The Columbia Journalism Review reports that “President Obama supports bringing more foreign STEM workers to the US, despite high unemployment among US workers…Figures from the National Institutes of Health, the National Academies, the National Science Foundation, and other sources indicate that hundreds of thousands of STEM workers in the US are unemployed or underemployed. But they are not organized, and their story is being largely ignored in the debate over immigration reform.”

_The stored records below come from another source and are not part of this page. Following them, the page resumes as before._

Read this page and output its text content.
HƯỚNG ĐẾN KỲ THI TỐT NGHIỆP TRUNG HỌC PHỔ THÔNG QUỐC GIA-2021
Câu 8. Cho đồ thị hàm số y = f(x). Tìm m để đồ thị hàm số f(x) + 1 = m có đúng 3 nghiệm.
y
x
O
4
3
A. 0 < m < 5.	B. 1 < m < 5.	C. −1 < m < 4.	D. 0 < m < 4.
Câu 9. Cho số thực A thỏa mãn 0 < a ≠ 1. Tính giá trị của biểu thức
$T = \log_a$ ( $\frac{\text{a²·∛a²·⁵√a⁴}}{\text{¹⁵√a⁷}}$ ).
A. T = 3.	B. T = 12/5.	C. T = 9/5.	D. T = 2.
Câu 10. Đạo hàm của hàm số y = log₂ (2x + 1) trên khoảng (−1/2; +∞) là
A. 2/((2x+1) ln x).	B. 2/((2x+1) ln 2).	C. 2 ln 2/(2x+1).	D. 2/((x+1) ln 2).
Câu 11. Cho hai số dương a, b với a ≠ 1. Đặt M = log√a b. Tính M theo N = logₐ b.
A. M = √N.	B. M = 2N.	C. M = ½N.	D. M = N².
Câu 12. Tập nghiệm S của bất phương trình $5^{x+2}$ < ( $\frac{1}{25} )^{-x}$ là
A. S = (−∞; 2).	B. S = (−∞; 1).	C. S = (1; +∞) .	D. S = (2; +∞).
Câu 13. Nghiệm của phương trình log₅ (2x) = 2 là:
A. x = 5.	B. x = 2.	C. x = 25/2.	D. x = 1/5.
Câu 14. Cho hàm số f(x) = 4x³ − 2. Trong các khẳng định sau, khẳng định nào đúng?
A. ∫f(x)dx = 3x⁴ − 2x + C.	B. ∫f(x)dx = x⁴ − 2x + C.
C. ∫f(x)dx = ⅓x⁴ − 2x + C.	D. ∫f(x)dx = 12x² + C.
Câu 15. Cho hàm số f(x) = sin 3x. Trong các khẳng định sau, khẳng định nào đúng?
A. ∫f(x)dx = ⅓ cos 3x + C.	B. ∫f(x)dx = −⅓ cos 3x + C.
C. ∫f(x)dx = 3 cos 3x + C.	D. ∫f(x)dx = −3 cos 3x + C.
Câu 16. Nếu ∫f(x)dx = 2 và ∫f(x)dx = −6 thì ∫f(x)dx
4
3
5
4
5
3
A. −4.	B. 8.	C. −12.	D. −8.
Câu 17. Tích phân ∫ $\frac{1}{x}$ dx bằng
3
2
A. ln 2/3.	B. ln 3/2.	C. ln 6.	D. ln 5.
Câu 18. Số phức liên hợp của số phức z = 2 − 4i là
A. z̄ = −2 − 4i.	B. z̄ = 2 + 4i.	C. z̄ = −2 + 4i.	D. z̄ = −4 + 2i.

Reaction has been harsh. Breitbart  contends that “ Industry executives and university advocates have successfully duped nearly every reporter, editor and anchor nationwide about the scale and purpose of the H-1B professional outsourcing program. The journalists–and Americans—have been kept in the dark while universities and many allied name-brand companies have quietly imported an extra workforce of at least 100,000 lower-wage foreign professionals in place of higher-wage American graduates, above the supposed annual cap of 85,000 new H-1Bs.Less than one-sixth of these extra 100,000 outsourced hires are the so-called ‘high-tech’ computer experts that dominate media coverage of the contentious H-1B private-sector outsourcing debate. These white-collar guest-workers are not immigrants — they are foreign professionals hired at low wages for six years to take outsourced, white-collar jobs in the United States. Many hope to stay in the United States, but most guest-workers return home after six years.”

An analysis from Zerohedge reveals that “since December 2007, according to the Household Survey, only 790,000 native born American jobs have been added. Contrast that with the 2.1 million foreign-born Americans who have found a job over the same time period.”

Writing for the Center for Immigration Studies, Steven Camarota asks “Does it make sense to continue to admit a million new permanent immigrants each year, along with several hundred thousand guest workers, given the enormous pool of people not working or trying to find full-time work?”